Figuring out how much carbon all of California’s forests sequester is a big project, as the forested land differs in vegetation type, density, and more. Cal Fire has been taking inventories of the state’s forests since the 1930s, but they are just recently looking into how much carbon the state’s forests are absorbing and emitting.
According to a presentation given at Wednesday’s meeting by Nadia Tase, the state’s forests are sequestering around 27 million metric tons of carbon dioxide per year, which is equivalent to around 3 million homes’ energy use for a year or seven coal-fired power plants used for one year. With better monitoring, Cal Fire is hoping to be able to sequester more carbon in the future.
“The science is out there that climate change is happening, and it’s of course being driven by an increase in emissions that are caused by people,” said Tase during an interview after the meeting. “We have this vast resource of plants and trees, and we want to understand how they can help us sequester carbon and fight climate change.”

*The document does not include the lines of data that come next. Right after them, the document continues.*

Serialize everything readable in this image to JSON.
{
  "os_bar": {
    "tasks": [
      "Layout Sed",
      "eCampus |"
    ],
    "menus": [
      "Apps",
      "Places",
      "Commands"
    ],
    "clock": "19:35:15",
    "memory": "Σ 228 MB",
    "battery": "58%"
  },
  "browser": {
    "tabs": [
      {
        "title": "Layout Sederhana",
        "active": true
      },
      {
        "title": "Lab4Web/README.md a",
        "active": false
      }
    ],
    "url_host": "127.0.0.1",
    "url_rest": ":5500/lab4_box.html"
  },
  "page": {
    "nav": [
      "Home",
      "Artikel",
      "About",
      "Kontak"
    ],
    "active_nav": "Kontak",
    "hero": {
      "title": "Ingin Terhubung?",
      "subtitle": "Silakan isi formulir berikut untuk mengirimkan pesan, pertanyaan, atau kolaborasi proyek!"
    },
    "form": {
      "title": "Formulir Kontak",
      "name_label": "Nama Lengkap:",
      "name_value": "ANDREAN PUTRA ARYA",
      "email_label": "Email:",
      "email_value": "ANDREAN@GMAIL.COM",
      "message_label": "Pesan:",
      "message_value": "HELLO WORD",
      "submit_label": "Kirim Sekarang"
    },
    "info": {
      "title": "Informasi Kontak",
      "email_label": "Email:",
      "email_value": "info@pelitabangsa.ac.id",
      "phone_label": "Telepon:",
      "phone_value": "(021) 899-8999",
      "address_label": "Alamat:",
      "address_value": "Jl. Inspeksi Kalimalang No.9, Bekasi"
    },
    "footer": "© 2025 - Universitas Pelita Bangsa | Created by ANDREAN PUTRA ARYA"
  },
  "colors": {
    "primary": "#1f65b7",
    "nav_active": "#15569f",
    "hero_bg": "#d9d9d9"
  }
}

For more details on the state’s carbon sequestration, you can read the full presentation on the board’s website.
Going forward, Cal Fire plans to work with American Forests, a nonprofit organization dedicated to protecting and restoring healthy forest ecosystems, to figure out how to most efficiently sequester carbon in the state, and look into what management practices best absorb carbon and combat climate change.
Once again, this author has to work in her pet peeve, “climate change continues to increase the severity of fire season”. Actually, honest journalism would report something like the following.
California fire danger: is a result of “an unusual duration of extremely dry vegetation, strong winds, and very dry air leading to very critical fire weather conditions” according to firefighting officials. Specifically, the lack of rain over several years has created a drought in the Western United States that has dried out the forest undergrowth.